Another central aspect of the growing indignation at the PA is its refusal (and inability) to crack down on “the collaborators”-Palestinians recruited by the Israeli domestic intelligence agency, the Shin Bet, to act as informers, saboteurs and quislings.

There is ample evidence that the vast bulk of Israeli assassinations of Palestinian activists over the course of the past 10 months would not have succeeded had it not been for the “collaborators” who, using cellular phones, informed their Israeli bosses of the smallest details on the movement of the individuals targeted for assassination.

Some collaborators, who were arrested, made stunning confessions illustrating the extent to which the Israeli intelligence penetrated the Palestinian society, employing a variety of sinister and immoral tactics and taking advantage of the economic degradation in the occupied territories.

The Palestinian public has, of course, welcomed the arrest and prosecution of a number of collaborators whose collaboration with the enemy led to the assassination by the Israeli army of several top-level political activists from Fatah, Hamas and the Islamic Jihad.

However, many Palestinians are complaining that the number of collaborators tried so far is too little and coming too late, and are demanding that the collaborators, many of whom are well known, be arrested before the act not after it.

Obviously, the PA can’t appear to be led by the rabbles in this regard and wouldn’t approve of “street justice,” as this would tarnish its image on the international arena and enable Israel to score more points in the vital public relations battle that is being fought on TV screens and the internet around the world.

However, the continuing assassinations are placing more pressure on the PA to act “tougher than usual” toward the collaborators, and to tacitly tolerate the “liquidation” of some collaborators, as happened during recent weeks.

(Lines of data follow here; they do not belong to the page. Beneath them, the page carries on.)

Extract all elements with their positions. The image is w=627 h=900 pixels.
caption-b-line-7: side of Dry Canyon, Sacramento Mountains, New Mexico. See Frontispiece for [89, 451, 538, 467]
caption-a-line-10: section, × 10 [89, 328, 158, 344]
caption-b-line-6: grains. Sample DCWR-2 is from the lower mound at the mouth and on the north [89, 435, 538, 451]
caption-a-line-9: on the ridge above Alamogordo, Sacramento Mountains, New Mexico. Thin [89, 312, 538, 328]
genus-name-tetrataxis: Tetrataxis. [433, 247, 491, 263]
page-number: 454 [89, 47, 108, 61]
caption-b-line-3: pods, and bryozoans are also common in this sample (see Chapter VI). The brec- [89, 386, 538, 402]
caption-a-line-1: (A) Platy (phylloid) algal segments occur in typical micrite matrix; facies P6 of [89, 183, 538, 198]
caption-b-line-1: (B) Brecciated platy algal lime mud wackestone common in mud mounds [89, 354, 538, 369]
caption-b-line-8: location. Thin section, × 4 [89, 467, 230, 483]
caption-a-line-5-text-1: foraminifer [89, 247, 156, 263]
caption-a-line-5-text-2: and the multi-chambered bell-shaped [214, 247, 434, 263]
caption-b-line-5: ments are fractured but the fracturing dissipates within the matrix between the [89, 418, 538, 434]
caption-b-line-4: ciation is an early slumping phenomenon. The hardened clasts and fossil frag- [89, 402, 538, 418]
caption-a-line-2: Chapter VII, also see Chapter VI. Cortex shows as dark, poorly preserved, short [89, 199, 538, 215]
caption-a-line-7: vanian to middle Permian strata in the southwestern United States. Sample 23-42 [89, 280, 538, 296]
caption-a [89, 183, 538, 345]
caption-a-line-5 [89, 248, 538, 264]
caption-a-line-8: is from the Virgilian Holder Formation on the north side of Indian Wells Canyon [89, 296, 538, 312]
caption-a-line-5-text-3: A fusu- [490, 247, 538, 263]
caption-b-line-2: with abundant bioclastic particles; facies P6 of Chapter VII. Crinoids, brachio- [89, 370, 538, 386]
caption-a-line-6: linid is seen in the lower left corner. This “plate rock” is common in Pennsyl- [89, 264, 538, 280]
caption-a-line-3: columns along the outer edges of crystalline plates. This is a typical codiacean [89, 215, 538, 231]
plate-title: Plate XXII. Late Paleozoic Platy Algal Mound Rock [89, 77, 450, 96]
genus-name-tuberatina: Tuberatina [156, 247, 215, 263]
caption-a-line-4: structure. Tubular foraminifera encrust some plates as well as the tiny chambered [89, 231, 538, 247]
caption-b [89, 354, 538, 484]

Lack of support frustrates and angers Palestinians

Meanwhile, Palestinian frustration and anger at the feebleness of Arab official and popular reactions to the current Palestinian plight are becoming more focal than ever before.

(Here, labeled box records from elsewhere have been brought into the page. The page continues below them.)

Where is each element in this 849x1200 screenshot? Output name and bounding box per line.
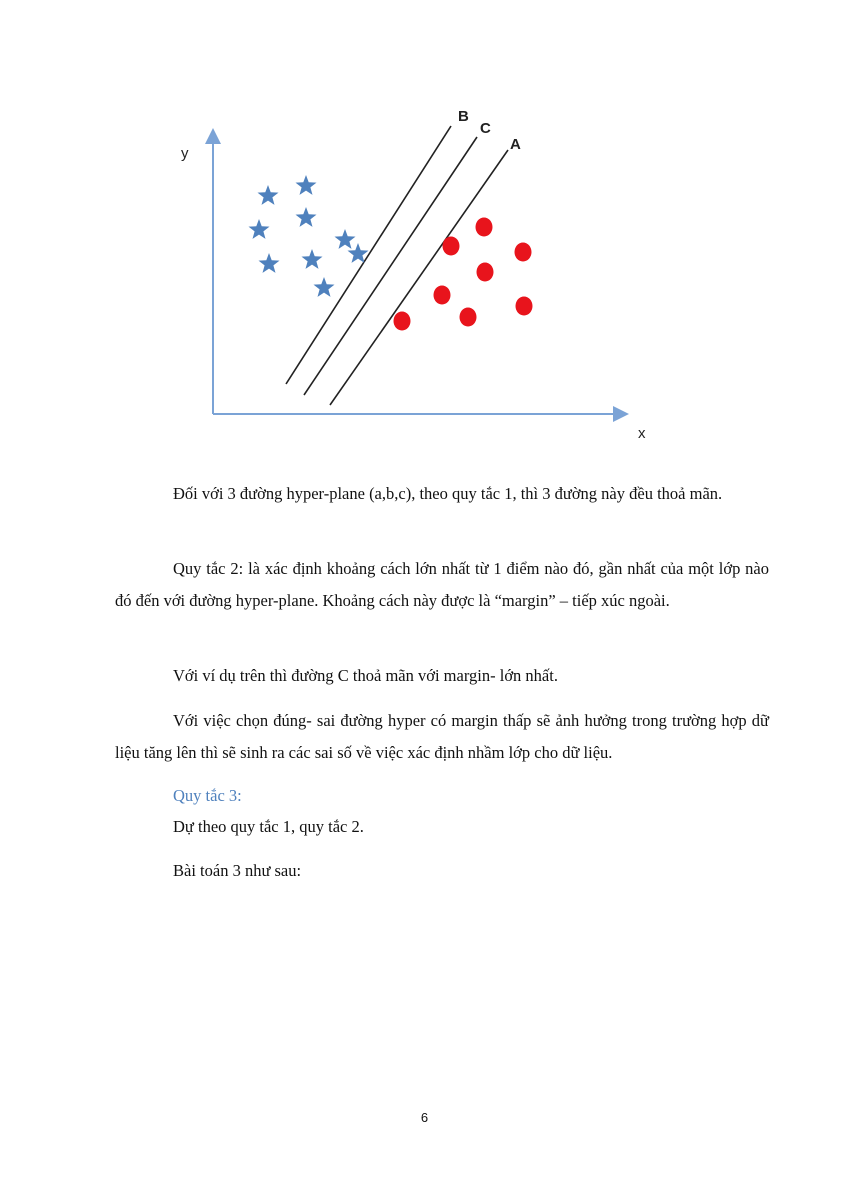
hyperplane-c xyxy=(304,137,477,395)
text-line-2: Bài toán 3 như sau: xyxy=(173,861,302,880)
star-icon xyxy=(249,219,270,239)
dot-icon xyxy=(460,308,477,327)
star-icon xyxy=(335,229,356,249)
dot-icon xyxy=(476,218,493,237)
dot-icon xyxy=(394,312,411,331)
paragraph-1: Đối với 3 đường hyper-plane (a,b,c), theo quy tắc 1, thì 3 đường này đều thoả mãn. xyxy=(173,484,723,503)
dot-icon xyxy=(516,297,533,316)
page-number: 6 xyxy=(420,1110,429,1125)
paragraph-2: Quy tắc 2: là xác định khoảng cách lớn nhất từ 1 điểm nào đó, gần nhất của một lớp nào đó đến với đường hyper-plane. Khoảng cách này được là “margin” – tiếp xúc ngoài. xyxy=(115,559,769,610)
dot-icon xyxy=(515,243,532,262)
line-label-b: B xyxy=(458,108,469,125)
x-axis-label: x xyxy=(638,425,646,442)
y-axis-label: y xyxy=(181,145,189,162)
svm-hyperplane-figure xyxy=(160,100,680,450)
line-label-c: C xyxy=(480,120,491,137)
star-icon xyxy=(296,175,317,195)
star-class-points xyxy=(249,175,369,297)
star-icon xyxy=(296,207,317,227)
dot-icon xyxy=(443,237,460,256)
paragraph-3: Với ví dụ trên thì đường C thoả mãn với margin- lớn nhất. xyxy=(173,666,558,685)
section-heading: Quy tắc 3: xyxy=(173,786,242,805)
star-icon xyxy=(302,249,323,269)
text-line-1: Dự theo quy tắc 1, quy tắc 2. xyxy=(173,817,364,836)
dot-class-points xyxy=(394,218,533,331)
dot-icon xyxy=(434,286,451,305)
dot-icon xyxy=(477,263,494,282)
star-icon xyxy=(314,277,335,297)
line-label-a: A xyxy=(510,136,521,153)
star-icon xyxy=(258,185,279,205)
paragraph-4: Với việc chọn đúng- sai đường hyper có margin thấp sẽ ảnh hưởng trong trường hợp dữ liệu tăng lên thì sẽ sinh ra các sai số về việc xác định nhầm lớp cho dữ liệu. xyxy=(115,711,769,762)
star-icon xyxy=(259,253,280,273)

On 3 August, Friday speakers throughout the West Bank and Gaza Strip lashed out at Arab regimes (and people) for failing to provide tangible support for the Palestinians in the face of continuing Israeli atrocities and terror.

Sheikh Muhammed Hussein, one of the highest-ranking Muslim clerics at the Aqsa Mosque, pointed out that Palestinians were feeling deeply betrayed by the Arabs.

Describing Arab and Islamic reactions as “disgraceful,” Hussein complained bitterly that the Arab world is reaping “50 years of police-State repression and terror.”

“We have not seen even one big demonstration in solidarity with the Palestinian people in any Arab capital. And when such a demonstration takes place, the repressive regimes send their police to beat up and shoot at demonstrators.”

In Hebron, the imam of the Grand Mosque in Dura, sheikh Nayef Rajoub, used tougher words.

“Arab leaders and peoples are content with watching our children being slaughtered by the Nazi Jews. Is this what they want? I’m sorry to say that the blood of our children is on the hands of Mubarak, Fahd and Abdullah as much as it is on the blood of the criminal gang of assassins and murderers in Israel.”

Rajoub, who was speaking before an estimated 5,000 believers, questioned the logic of purchasing billions of dollars’ worth of modern arms from the West when the Palestinians are forced to use their own shoes to repulse Jewish attacks on al-Masjidul Aqsa.

“I hereby suggest to the esteemed Arab kings and Presidents-for-life that they substitute arms deals with shoe deals so that the Palestinians can have more shoes to defend Islam’s third holiest shrine.”

Rajoub was apparently referring to an incident at the Aqsa Mosque in recent days when Palestinians threw shoes at Israeli policemen who stormed the Aqsa Mosque esplanade to suppress Muslims protesting attempts by a Jewish messianic group to lay the cornerstone for a Jewish temple near the Haram al-Sharif (Noble Sanctuary) of Jerusalem.